In acknowledging that fact of my life, I'm able to appreciate other interventions, including surgery, from a different perspective. 

And that means that if I do seek a second (or in my case, third) opinion, as my neurologist has recommended, I'm not going for a cure. I'm going to collaborate with a potential provider on if and how my quality of life can be improved.

This is really about you

The decision to seek a second opinion--or consider new treatment--isn't black-and-white. It's never as easy as just making an appointment and showing up. Whether you're conscious of it or not, you're holding fast to hope. And within that hope will lie kernels of expectation that wait to be activated. 
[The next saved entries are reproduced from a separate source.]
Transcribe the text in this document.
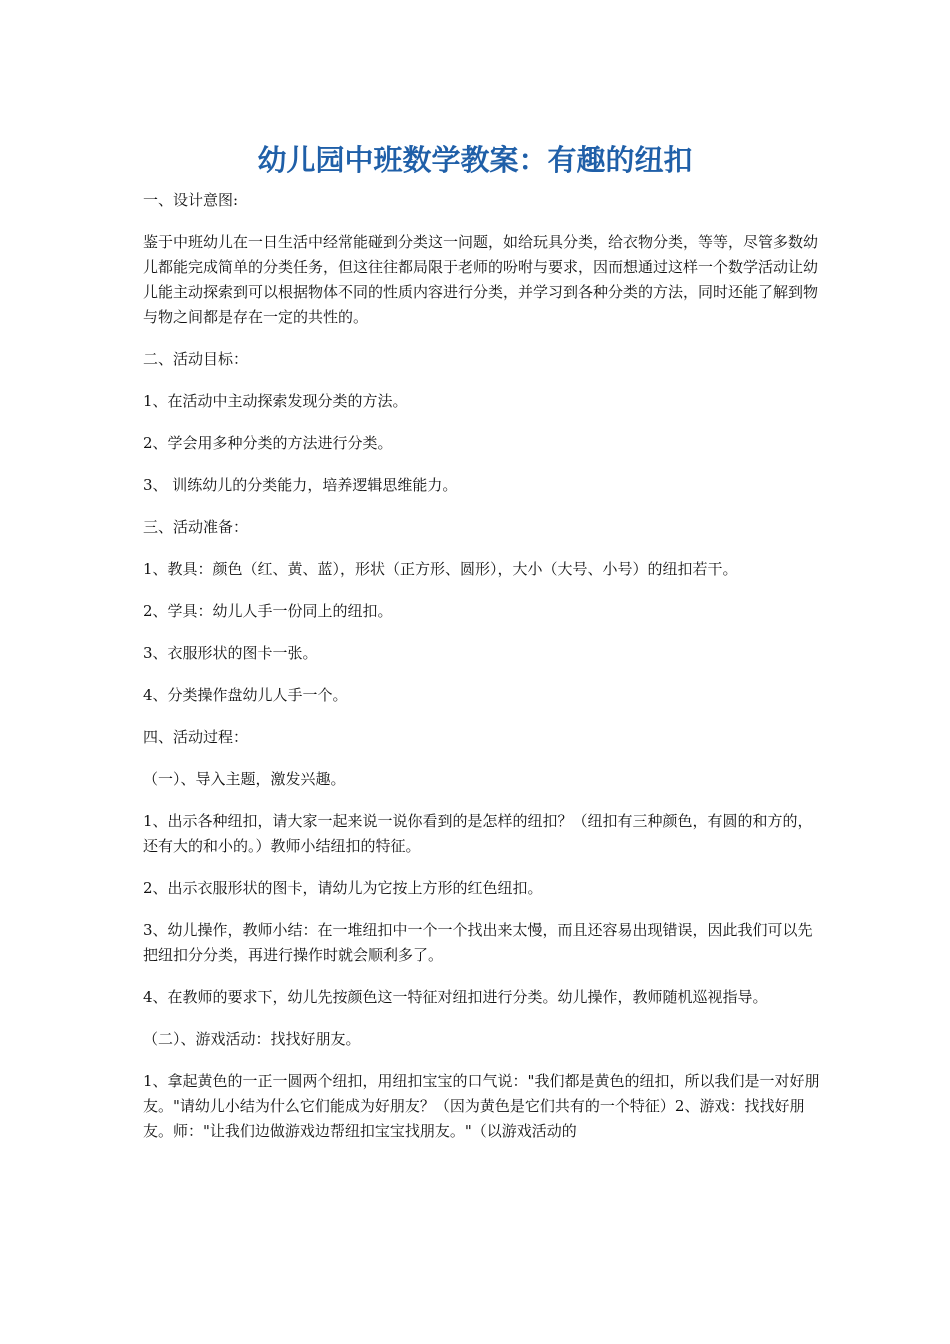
幼儿园中班数学教案：有趣的纽扣

一、设计意图:

鉴于中班幼儿在一日生活中经常能碰到分类这一问题，如给玩具分类，给衣物分类，等等，尽管多数幼儿都能完成简单的分类任务，但这往往都局限于老师的吩咐与要求，因而想通过这样一个数学活动让幼儿能主动探索到可以根据物体不同的性质内容进行分类，并学习到各种分类的方法，同时还能了解到物与物之间都是存在一定的共性的。

二、活动目标：

1、在活动中主动探索发现分类的方法。

2、学会用多种分类的方法进行分类。

3、 训练幼儿的分类能力，培养逻辑思维能力。

三、活动准备：

1、教具：颜色（红、黄、蓝），形状（正方形、圆形），大小（大号、小号）的纽扣若干。

2、学具：幼儿人手一份同上的纽扣。

3、衣服形状的图卡一张。

4、分类操作盘幼儿人手一个。

四、活动过程：

（一）、导入主题，激发兴趣。

1、出示各种纽扣，请大家一起来说一说你看到的是怎样的纽扣？（纽扣有三种颜色，有圆的和方的，还有大的和小的。）教师小结纽扣的特征。

2、出示衣服形状的图卡，请幼儿为它按上方形的红色纽扣。

3、幼儿操作，教师小结：在一堆纽扣中一个一个找出来太慢，而且还容易出现错误，因此我们可以先把纽扣分分类，再进行操作时就会顺利多了。

4、在教师的要求下，幼儿先按颜色这一特征对纽扣进行分类。幼儿操作，教师随机巡视指导。

（二）、游戏活动：找找好朋友。

1、拿起黄色的一正一圆两个纽扣，用纽扣宝宝的口气说："我们都是黄色的纽扣，所以我们是一对好朋友。"请幼儿小结为什么它们能成为好朋友？（因为黄色是它们共有的一个特征）2、游戏：找找好朋友。师："让我们边做游戏边帮纽扣宝宝找朋友。"（以游戏活动的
The second opinion is a battleground for your psyche, then. It's where you may be forced to confront your despair in living color and that will be heartbreaking. It is one of life's most difficult things to put your faith in a stranger's hands and ask them to prove that doing so wasn't misguided. 

The truth is that no stranger--medical expert or not--can prove to you that you were right or wrong to ask for guidance. Whether you get the best news of your life or you leave an appointment no better than you came,  you need to trust yourself and your judgment. You came to understand the landscape of your health and life better, and whatever happened in that examination room, you have achieved that, however hard it can feel.

It's okay if you're terrified to ask for a second opinion. And it's okay of you walk into the doctor's office with swagger and style. It's okay if you are hoping against hope. It's okay if it's all so overwhelming no matter what. None of this is easy. 

But the easiest thing you can do is remember that you're gathering information to help you live life on your terms--not your illness's.